Longest Sequence Without Duplicate Substring of Constant Length
Around 9 years ago I was working on a multiple choice exam and this problem came up. Recently I thought about it again and it’s actually very simple.
The problem is: say you are writing a sequence of letters A, B, C, D, with one constraint. Whatever substring of length 3 that already appeared in your sequence cannot appear again. What is the longest sequence length you can possibly come up with?
As an example, the sequence “ABCDACBB” is valid, but the sequence “ABCDABCB” is not, since “ABC” appears twice. By the same token, “AAAAB” is also invalid, since “AAA” appears twice.
There is an easy generalization of this problem to k choices of letters instead of 4, and m as the length of substring instead of 3. Quick maths: there are k^m substring combinations, so there can be k^m unique starting points, and the answer is upper bounded by k^m + m - 1.
9 years ago I didn’t know anything so I thought it was hard. But now it just looks like a graph traversal problem, which is either trivial or intractable (depending on whether it’s Eulerian or Hamiltonian). With this in mind, the problem is trivial. You can either read my solution below or spend a few minutes to figure it out.

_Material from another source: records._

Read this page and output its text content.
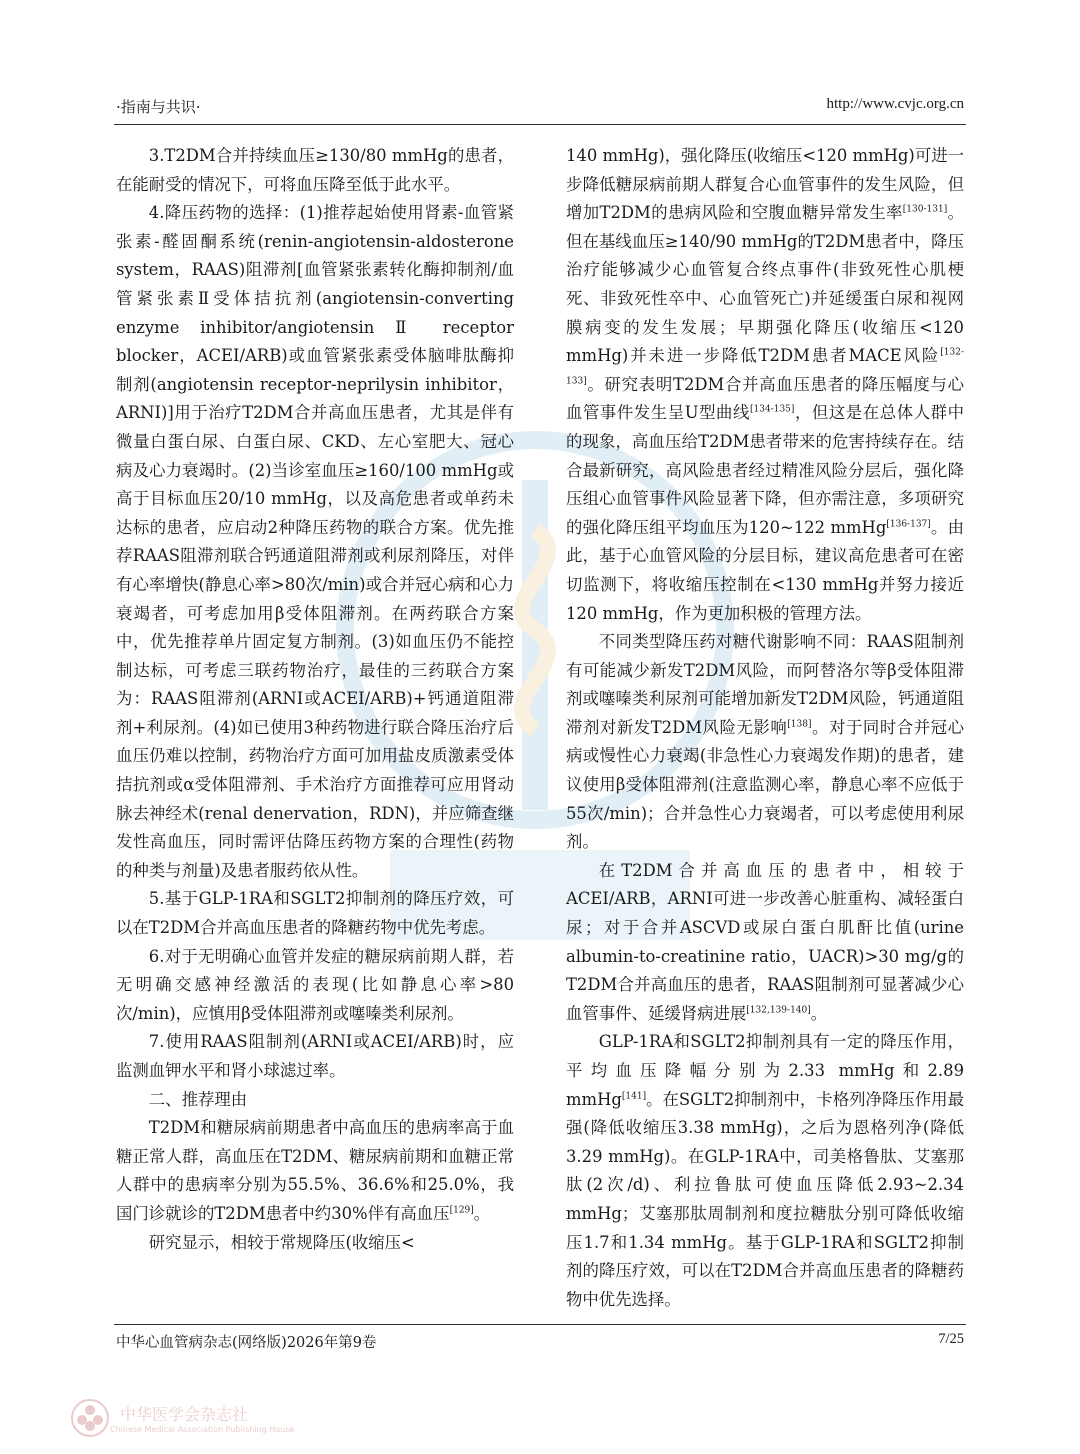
·指南与共识·	http://www.cvjc.org.cn

3.T2DM合并持续血压≥130/80 mmHg的患者，在能耐受的情况下，可将血压降至低于此水平。

4.降压药物的选择：(1)推荐起始使用肾素-血管紧张素-醛固酮系统(renin-angiotensin-aldosterone system，RAAS)阻滞剂[血管紧张素转化酶抑制剂/血管紧张素Ⅱ受体拮抗剂(angiotensin-converting enzyme inhibitor/angiotensin Ⅱ receptor blocker，ACEI/ARB)或血管紧张素受体脑啡肽酶抑制剂(angiotensin receptor-neprilysin inhibitor，ARNI)]用于治疗T2DM合并高血压患者，尤其是伴有微量白蛋白尿、白蛋白尿、CKD、左心室肥大、冠心病及心力衰竭时。(2)当诊室血压≥160/100 mmHg或高于目标血压20/10 mmHg，以及高危患者或单药未达标的患者，应启动2种降压药物的联合方案。优先推荐RAAS阻滞剂联合钙通道阻滞剂或利尿剂降压，对伴有心率增快(静息心率>80次/min)或合并冠心病和心力衰竭者，可考虑加用β受体阻滞剂。在两药联合方案中，优先推荐单片固定复方制剂。(3)如血压仍不能控制达标，可考虑三联药物治疗，最佳的三药联合方案为：RAAS阻滞剂(ARNI或ACEI/ARB)+钙通道阻滞剂+利尿剂。(4)如已使用3种药物进行联合降压治疗后血压仍难以控制，药物治疗方面可加用盐皮质激素受体拮抗剂或α受体阻滞剂、手术治疗方面推荐可应用肾动脉去神经术(renal denervation，RDN)，并应筛查继发性高血压，同时需评估降压药物方案的合理性(药物的种类与剂量)及患者服药依从性。

5.基于GLP-1RA和SGLT2抑制剂的降压疗效，可以在T2DM合并高血压患者的降糖药物中优先考虑。

6.对于无明确心血管并发症的糖尿病前期人群，若无明确交感神经激活的表现(比如静息心率>80次/min)，应慎用β受体阻滞剂或噻嗪类利尿剂。

7.使用RAAS阻制剂(ARNI或ACEI/ARB)时，应监测血钾水平和肾小球滤过率。

二、推荐理由

T2DM和糖尿病前期患者中高血压的患病率高于血糖正常人群，高血压在T2DM、糖尿病前期和血糖正常人群中的患病率分别为55.5%、36.6%和25.0%，我国门诊就诊的T2DM患者中约30%伴有高血压[129]。

研究显示，相较于常规降压(收缩压<

140 mmHg)，强化降压(收缩压<120 mmHg)可进一步降低糖尿病前期人群复合心血管事件的发生风险，但增加T2DM的患病风险和空腹血糖异常发生率[130-131]。但在基线血压≥140/90 mmHg的T2DM患者中，降压治疗能够减少心血管复合终点事件(非致死性心肌梗死、非致死性卒中、心血管死亡)并延缓蛋白尿和视网膜病变的发生发展；早期强化降压(收缩压<120 mmHg)并未进一步降低T2DM患者MACE风险[132-133]。研究表明T2DM合并高血压患者的降压幅度与心血管事件发生呈U型曲线[134-135]，但这是在总体人群中的现象，高血压给T2DM患者带来的危害持续存在。结合最新研究，高风险患者经过精准风险分层后，强化降压组心血管事件风险显著下降，但亦需注意，多项研究的强化降压组平均血压为120~122 mmHg[136-137]。由此，基于心血管风险的分层目标，建议高危患者可在密切监测下，将收缩压控制在<130 mmHg并努力接近120 mmHg，作为更加积极的管理方法。

不同类型降压药对糖代谢影响不同：RAAS阻制剂有可能减少新发T2DM风险，而阿替洛尔等β受体阻滞剂或噻嗪类利尿剂可能增加新发T2DM风险，钙通道阻滞剂对新发T2DM风险无影响[138]。对于同时合并冠心病或慢性心力衰竭(非急性心力衰竭发作期)的患者，建议使用β受体阻滞剂(注意监测心率，静息心率不应低于55次/min)；合并急性心力衰竭者，可以考虑使用利尿剂。

在T2DM合并高血压的患者中，相较于ACEI/ARB，ARNI可进一步改善心脏重构、减轻蛋白尿；对于合并ASCVD或尿白蛋白肌酐比值(urine albumin-to-creatinine ratio，UACR)>30 mg/g的T2DM合并高血压的患者，RAAS阻制剂可显著减少心血管事件、延缓肾病进展[132,139-140]。

GLP-1RA和SGLT2抑制剂具有一定的降压作用，平均血压降幅分别为2.33 mmHg和2.89 mmHg[141]。在SGLT2抑制剂中，卡格列净降压作用最强(降低收缩压3.38 mmHg)，之后为恩格列净(降低3.29 mmHg)。在GLP-1RA中，司美格鲁肽、艾塞那肽(2次/d)、利拉鲁肽可使血压降低2.93~2.34 mmHg；艾塞那肽周制剂和度拉糖肽分别可降低收缩压1.7和1.34 mmHg。基于GLP-1RA和SGLT2抑制剂的降压疗效，可以在T2DM合并高血压患者的降糖药物中优先选择。

中华心血管病杂志(网络版)2026年第9卷	7/25
中华医学会杂志社
Chinese Medical Association Publishing House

Construct a directed graph where each node represents a unique substring made up of the k choices of letters of length m - 1. There are k outgoing edges and k incoming edges for each node. The k outgoing edges represent the k different ways you can append a letter to the current substring of length m - 1. So for example for the node “AB”, the outgoing edge “C” would point to the node “BC”, since after adding a letter “C”, you get to the new prefix “BC”. Then each edge corresponds to one unique substring of length m, and the problem becomes to find an Eulerian path in this graph. Since this graph is always connected and each node has the same number of in degrees as out degrees, the path always exists and must be a cycle, regardless of m and k. There will be many possible cycles as well. Now this problem is theoretically solved, and also programmatically solved.
As I later found out from my roommate’s math homework, this graph construction is called de Bruijn graph. Of course everything has to have a name.
I wish I could go back in time and explain this to the little me.